Prompt drainage is vital for suspected C. perfringens abscesses. In a review of patients with C. perfringens septicemia, Kurasawa et al. [9] reported a 90% mortality in 30 patients with C. perfringens hepatic abscesses. Three of the six patients (50%) who underwent debridement or drainage survived. These authors advocated aggressive treatment of the infection focus when C. perfringens is suspected. Our patient’s abscess was in an accessible liver location (S6), enabling expeditious imaging-guided percutaneous drainage. After drainage of his abscess, his vital signs improved dramatically, enabling weaning off vasopressors within 24 h. Considering that mortality is so high and can occur within several hours [1, 9, 11,12,13], we believe that the focus of infection should be drained as quickly as possible, even in high-risk patients.

We consider that our patient’s rapidly progressive anemia was caused by α-toxin produced by C. perfringens.
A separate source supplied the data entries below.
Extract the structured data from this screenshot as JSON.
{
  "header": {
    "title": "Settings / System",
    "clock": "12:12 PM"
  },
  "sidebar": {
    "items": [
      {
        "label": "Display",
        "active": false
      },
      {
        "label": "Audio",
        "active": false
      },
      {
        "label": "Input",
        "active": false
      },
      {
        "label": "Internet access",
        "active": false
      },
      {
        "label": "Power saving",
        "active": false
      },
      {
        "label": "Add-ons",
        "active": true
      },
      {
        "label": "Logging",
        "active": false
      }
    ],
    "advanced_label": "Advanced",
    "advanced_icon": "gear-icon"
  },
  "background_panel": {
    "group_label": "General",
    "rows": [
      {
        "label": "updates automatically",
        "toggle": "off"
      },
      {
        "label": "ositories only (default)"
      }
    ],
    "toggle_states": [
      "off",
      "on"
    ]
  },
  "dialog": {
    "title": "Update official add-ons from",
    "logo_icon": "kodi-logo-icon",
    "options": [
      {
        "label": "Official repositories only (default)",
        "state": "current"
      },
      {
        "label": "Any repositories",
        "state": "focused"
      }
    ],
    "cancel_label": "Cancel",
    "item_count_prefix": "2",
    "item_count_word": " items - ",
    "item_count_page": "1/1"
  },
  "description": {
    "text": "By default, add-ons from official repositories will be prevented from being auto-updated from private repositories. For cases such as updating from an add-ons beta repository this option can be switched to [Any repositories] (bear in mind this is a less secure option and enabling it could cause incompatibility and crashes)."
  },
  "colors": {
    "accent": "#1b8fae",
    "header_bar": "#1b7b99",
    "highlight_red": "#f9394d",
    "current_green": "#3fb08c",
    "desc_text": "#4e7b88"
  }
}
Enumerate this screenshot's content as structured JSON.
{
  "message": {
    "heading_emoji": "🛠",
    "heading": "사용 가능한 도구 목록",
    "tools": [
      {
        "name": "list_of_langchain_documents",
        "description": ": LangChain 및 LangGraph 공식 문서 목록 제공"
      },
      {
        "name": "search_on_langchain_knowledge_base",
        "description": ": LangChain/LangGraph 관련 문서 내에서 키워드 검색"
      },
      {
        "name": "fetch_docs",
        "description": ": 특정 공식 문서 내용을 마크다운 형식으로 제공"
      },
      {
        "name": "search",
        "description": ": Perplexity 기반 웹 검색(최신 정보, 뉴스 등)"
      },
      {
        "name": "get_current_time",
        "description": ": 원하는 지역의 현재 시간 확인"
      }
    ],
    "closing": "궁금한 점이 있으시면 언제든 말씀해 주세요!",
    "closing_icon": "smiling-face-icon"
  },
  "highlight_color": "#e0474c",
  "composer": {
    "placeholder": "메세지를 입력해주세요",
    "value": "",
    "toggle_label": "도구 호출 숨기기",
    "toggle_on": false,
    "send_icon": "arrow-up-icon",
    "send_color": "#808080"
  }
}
Although hemophagocytic syndrome associated with C. perfringens infection is a possible differential diagnosis [14], the presence of hemoglobinuria and indirect hyperbilirubinemia, and the absence of pancytopenia and hepatosplenomegaly suggest that his rapidly progressive anemia was caused by α-toxin produced by C. perfringens. Alpha-toxin, a zinc metalloenzyme composed of 370 amino acids, is the most important cause of hemolysis and gas gangrene among the six major C. perfringens toxin types [15, 16]. Alpha-toxin binds to host cell membranes in the presence of calcium ions [17] and directly hydrolyzes phosphatidylcholine and sphingomyelin proteins, which disrupts the cell membrane [18]. An additional effect of α-toxin is indirect activation of the mitogen-activated protein kinase kinase/extracellular-signal-regulated kinase pathway [18], which is involved in generating reactive oxygen species and tumor necrosis factor-α. These then activate the intrinsic pathway of apoptosis and promote inflammation [15, 19]. Although there is no established antimicrobial regimen for treating C. perfringens infection [20], clindamycin, metronidazole, and rifampicin are more effective than penicillin at reducing α-toxin release in mice [21]. In addition, erythromycin pretreatment reportedly reduced tumor necrosis factor-α release from activated neutrophils in a C. perfringens gas gangrene mouse model [22].

Conclusions

Clostridium perfringens should be considered in post-PD patients with a rapidly developing, gas-producing, hepatic abscess and/or sepsis associated with massive intravascular hemolysis. C. perfringens infections progress rapidly and are usually fatal. Prompt and aggressive treatment is vital because death can occur within hours.